Research Digest 0610: Per-Shot ABR Rendition Selection¶
Scope: Assign each shot a (resolution, bitrate) rendition drawn from the per-title convex-hull ladder, rather than encoding all shots at source resolution with only a varying CRF. Retrieved: 2026-05-19 Status: Planning-only; no implementation.

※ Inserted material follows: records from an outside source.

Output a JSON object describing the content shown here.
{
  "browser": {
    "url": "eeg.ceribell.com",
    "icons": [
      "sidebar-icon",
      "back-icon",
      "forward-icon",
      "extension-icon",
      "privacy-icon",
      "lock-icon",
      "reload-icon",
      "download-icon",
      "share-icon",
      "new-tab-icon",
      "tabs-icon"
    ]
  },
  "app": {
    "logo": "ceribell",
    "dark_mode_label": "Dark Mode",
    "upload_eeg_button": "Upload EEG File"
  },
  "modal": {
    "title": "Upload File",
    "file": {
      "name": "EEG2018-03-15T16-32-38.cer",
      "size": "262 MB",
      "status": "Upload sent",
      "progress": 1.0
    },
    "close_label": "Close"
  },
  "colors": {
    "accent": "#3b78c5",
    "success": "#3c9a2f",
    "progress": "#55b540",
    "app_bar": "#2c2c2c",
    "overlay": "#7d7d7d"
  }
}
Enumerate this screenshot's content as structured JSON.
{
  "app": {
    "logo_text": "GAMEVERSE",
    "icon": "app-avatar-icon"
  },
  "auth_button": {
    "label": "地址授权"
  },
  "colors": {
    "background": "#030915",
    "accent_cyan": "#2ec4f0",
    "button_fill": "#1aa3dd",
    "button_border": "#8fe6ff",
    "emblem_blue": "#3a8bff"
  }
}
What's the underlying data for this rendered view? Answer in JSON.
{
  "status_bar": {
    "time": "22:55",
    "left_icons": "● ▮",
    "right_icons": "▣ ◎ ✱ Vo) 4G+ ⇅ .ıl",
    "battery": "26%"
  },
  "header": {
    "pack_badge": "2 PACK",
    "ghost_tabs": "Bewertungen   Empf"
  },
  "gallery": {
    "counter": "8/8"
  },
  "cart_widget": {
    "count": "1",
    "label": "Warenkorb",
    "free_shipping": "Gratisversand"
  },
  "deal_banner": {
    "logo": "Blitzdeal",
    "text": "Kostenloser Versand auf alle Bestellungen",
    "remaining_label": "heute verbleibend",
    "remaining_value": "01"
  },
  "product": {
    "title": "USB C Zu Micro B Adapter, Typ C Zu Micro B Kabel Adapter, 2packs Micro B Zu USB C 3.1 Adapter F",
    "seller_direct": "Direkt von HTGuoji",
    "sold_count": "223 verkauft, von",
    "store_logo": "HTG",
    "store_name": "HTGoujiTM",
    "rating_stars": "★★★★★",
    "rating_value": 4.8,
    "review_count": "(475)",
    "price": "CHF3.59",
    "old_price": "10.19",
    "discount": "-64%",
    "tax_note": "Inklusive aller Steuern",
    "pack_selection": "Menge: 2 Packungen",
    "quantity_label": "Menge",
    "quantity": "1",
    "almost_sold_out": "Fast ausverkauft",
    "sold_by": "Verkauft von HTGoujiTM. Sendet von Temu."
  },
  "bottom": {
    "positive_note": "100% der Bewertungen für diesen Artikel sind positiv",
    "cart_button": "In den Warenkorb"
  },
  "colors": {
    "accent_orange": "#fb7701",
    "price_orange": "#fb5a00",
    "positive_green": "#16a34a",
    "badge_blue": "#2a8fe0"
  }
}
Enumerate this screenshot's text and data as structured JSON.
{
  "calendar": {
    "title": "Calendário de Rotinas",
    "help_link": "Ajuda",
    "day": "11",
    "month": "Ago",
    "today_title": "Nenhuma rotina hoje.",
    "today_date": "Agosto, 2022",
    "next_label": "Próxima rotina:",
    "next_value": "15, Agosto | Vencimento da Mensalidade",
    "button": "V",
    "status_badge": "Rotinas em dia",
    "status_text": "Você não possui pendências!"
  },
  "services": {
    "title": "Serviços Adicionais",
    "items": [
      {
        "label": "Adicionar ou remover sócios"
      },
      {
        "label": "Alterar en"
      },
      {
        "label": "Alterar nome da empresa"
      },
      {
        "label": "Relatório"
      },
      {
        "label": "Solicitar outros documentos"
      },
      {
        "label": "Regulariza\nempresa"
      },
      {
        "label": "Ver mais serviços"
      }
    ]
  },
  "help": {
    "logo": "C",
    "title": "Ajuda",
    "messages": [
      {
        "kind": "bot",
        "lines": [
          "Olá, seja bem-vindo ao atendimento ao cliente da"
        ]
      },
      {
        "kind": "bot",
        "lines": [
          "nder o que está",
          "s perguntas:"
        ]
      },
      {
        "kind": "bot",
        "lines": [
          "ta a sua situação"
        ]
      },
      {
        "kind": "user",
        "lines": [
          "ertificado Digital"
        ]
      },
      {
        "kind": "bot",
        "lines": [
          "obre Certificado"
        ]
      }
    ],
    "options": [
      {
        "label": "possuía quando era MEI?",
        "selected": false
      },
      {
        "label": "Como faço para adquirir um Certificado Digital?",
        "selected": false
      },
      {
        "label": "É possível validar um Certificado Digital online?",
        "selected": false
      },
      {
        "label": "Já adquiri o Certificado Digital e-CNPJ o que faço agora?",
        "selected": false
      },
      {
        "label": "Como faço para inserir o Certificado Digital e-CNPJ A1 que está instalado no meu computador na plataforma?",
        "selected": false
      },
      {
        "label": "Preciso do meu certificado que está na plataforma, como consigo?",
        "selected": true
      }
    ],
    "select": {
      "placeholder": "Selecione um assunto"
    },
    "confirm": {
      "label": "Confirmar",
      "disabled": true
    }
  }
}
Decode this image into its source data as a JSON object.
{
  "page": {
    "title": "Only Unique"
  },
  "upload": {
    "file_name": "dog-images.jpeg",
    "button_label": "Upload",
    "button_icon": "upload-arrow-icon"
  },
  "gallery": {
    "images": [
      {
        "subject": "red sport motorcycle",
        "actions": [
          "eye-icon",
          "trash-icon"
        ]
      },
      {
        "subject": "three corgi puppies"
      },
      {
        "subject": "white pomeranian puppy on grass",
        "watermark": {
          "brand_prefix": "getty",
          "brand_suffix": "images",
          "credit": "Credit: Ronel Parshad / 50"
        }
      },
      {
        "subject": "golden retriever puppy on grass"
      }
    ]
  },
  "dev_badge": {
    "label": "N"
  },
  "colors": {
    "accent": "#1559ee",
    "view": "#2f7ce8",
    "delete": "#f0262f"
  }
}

Background and Literature¶
Netflix Per-Title Encoding¶
Netflix's seminal work "Per-Title Encode Optimization" (Tech Blog, 2015; direct SSL retrieval failed 2026-05-19) introduced the idea that the optimal ABR ladder differs per title. The convex hull of (resolution × bitrate → VMAF) points varies dramatically between an animated feature (compresses well at low resolution) and a live-action action film (needs higher resolution to preserve detail).
Per-Shot Extension¶
The natural extension is to apply per-title convex-hull logic at shot granularity. A single 2-hour film may contain 500–2000 shots that differ in motion intensity, texture complexity, and spatiotemporal entropy. A uniform ladder wastes bits on simple shots and under-serves complex ones.
Durbha & Bovik (2024), arXiv:2408.01932, validates the approach: per-shot bitrate ladder construction with VIF features achieves competitive quality vs exhaustive convex-hull construction, confirming that per-shot ladder differentiation is viable without full re-encoding of every candidate.
Durbha et al. (2025), arXiv:2512.12952, "Leveraging Compression to Construct Transferable Bitrate Ladders", further demonstrates ML-based prediction of convex hulls from source features, avoiding exhaustive per-shot encode sweeps entirely.
Relationship to HLS/DASH Packaging¶
Per-shot renditions break the assumption that all segments of one "representation" have the same resolution. DASH allows different resolutions per Representation across AdaptationSets, but HLS #EXT-X-STREAM-INF requires consistent resolution per variant stream. Packaging constraints must be respected; the encoding plan may need to up-scale some shots to maintain a consistent ladder presentation at the player level.
Current Fork State¶
| Component | Status |
|---|---|
ladder.py | Per-title convex hull, uncertainty-aware rung selection |
per_shot.py | Per-shot CRF selection at source resolution only |
| Per-shot resolution switching | Not implemented |
| DASH/HLS multi-resolution packaging | Not implemented |
The Phase E ladder produces a per-title set of (resolution, bitrate) knees. The Phase D per-shot tuner picks a CRF for each shot at source resolution. The cross-product — selecting a per-shot (resolution, CRF) pair from the per-title ladder — is the gap.
Data Flow Design¶
Source video
│
▼
[per-title ladder.py]
│ → ladder: [(res1, crf1), (res2, crf2), ...] (convex hull knees)
▼
[per-shot TransNet V2 boundary detection]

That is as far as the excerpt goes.